Low-dose taxotere enhances the ability of sorafenib to induce apoptosis in gastric cancer models

Abstract

Despite the low efficacy of conventional antitumour drugs, chemotherapy remains an essential tool in controlling advanced gastric and oesophageal cancers. We aimed to provide a biological rationale based on the sorafenib-taxotere interaction for the clinical treatment of gastric cancer. In vitro experiments were performed on four human gastric cancer cell lines (GK2, AKG, KKP and NCI-N87). Cytotoxicity was evaluated by sulforhodamine B (SRB) assay, cell cycle perturbations, apoptosis and mitotic catastrophe were assessed by flow cytometric and microscopic analyses, and protein expression was studied by Western blot. In the in vivo experiments, nude mice xenografted with the most resistant line were treated with sorafenib and docetaxel singly or in association. Sorafenib inhibited cell growth (IG(50) values ranged from 3.4 to 8.1 μM) and caused down-regulation of MAP-K/ERK phosphorylation and of mcl-1 and p-bad expression after a 48-hr exposure. Apoptosis induction was associated with caspase-3 and -9 activation and mitochondrial membrane depolarization. The drug combination enhanced apoptosis (up to 80%) and produced a synergistic interaction when low doses of the taxane preceded administration of the antityrosine kinase. This synergism was probably due to the induction of an anomalous multidiploid G0-G1 peak and to consequent mitotic catastrophe, which increased sensitivity to sorafenib. Consistent with in vitro results, the docetaxel-sorafenib sequence exhibited high therapeutic efficacy in NCI-N87 mouse xenografts producing tumour weight inhibition (> 65%), tumour growth delay (up to 25 days) and increased mouse survival (30%).
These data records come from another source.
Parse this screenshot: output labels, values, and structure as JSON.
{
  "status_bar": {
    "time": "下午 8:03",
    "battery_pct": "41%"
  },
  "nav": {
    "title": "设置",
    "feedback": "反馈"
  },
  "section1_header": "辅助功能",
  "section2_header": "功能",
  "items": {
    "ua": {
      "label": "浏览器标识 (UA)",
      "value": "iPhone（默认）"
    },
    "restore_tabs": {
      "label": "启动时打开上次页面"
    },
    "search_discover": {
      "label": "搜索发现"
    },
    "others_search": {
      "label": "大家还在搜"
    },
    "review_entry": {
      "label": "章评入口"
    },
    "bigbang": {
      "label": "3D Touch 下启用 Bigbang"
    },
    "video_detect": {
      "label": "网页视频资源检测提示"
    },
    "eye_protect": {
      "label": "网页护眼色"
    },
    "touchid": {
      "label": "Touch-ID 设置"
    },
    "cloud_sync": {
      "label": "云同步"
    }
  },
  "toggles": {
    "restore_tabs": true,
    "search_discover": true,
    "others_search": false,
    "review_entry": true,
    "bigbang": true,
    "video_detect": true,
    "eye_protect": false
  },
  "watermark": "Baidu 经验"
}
Our findings suggest the potential clinical usefulness of treatment with sorafenib and docetaxel for advanced gastric cancer.

Fig 1

(A) Western blot analysis of baseline expression of sorafenib targets (c-raf, b-raf, EGFR, PDGFR-β, VEGFR) in gastric cancer lines, and κ-ras mutation analysis (mut., mutated; w.t., wild-type). (B) Cytotoxic activity of sorafenib after 24, 48 and 72-hr exposure in gastric cancer cell lines. (C) Effect of 10 μM sorafenib concentration on MAP kinase pathway after 48-hr exposure.

Fig 2

(A) Representative images of cytofluorimetric analysis of apoptosis in GK2, AKG, KKP and NCI N87 cells after 48-hr exposure to 10 μM sorafenib concentration. (B) Changes in apoptotic-related markers after 48-hr exposure to 10 μM sorafenib concentration. (C) Percentage of mitochondrial membrane potential depolarization (ΔΨ) after different exposure times to 10 μM sorafenib concentration.

Fig 3

(A) In vitro analysis of interaction between sorafenib and docetaxel after different treatment schedules. In all combination experiments, sorafenib was tested at concentrations of 0.1, 1 and 10 μM, while docetaxel was used at concentrations of 0.001, 0.01, 0.1 μM for KKP and AKG cells, and 0.0001, 0.001 and 0.01 μM for GK2 line. (B) Apoptosis induction and influence on caspase-3 activation caused by different sorafenib (Sor) – docetaxel (Doc) treatment schedules.

Fig 4

(A) Cell cycle perturbation induced by 0.01 μM concentration of docetaxel (Doc) after 1-hr exposure followed by 24-hr washout. (B) Representative images of cytofluorimetric analysis of apoptosis in untreated GK2 and after exposure to 0.01 μM of docetaxel. (C) Biparametric analysis of GK2 cells based on cyclin B1 detection and propidium iodide staining to highlight potential docetaxel-induced abnormalities in mitotic exit. (D) Representative images of morphologic microscope analysis of GK2 cells exposed to docetaxel showing cell populations with DNA condensation, abnormal mitotic figures, multinucleation and large viable cell formation.

Fig 5

Antitumour efficacy of combination of docetaxel and sorafenib in NCI-N87 tumour xenografts. Mice were injected i.m. with NCI-N87 cells and starting from sixth day after implant were treated with docetaxel and sorafenib alone or in combination. (♦), untreated; (□), doc-etaxel; (▴), sorafenib; (○), docetaxel followed by sorafenib, the latter given for 14 days; (*), docetaxel followed by sorafenib, the latter given for 21 days; (•), docetaxel followed by sorafenib, the latter given for 28 days. Arrows indicate the start of treatments. Data obtained in combination treatment groups were significantly different (P < 0.001) from those obtained in groups treated with a single agent and from untreated groups. Similarly, results obtained in groups treated with single agent were significantly different (P < 0.001) from those observed in untreated groups.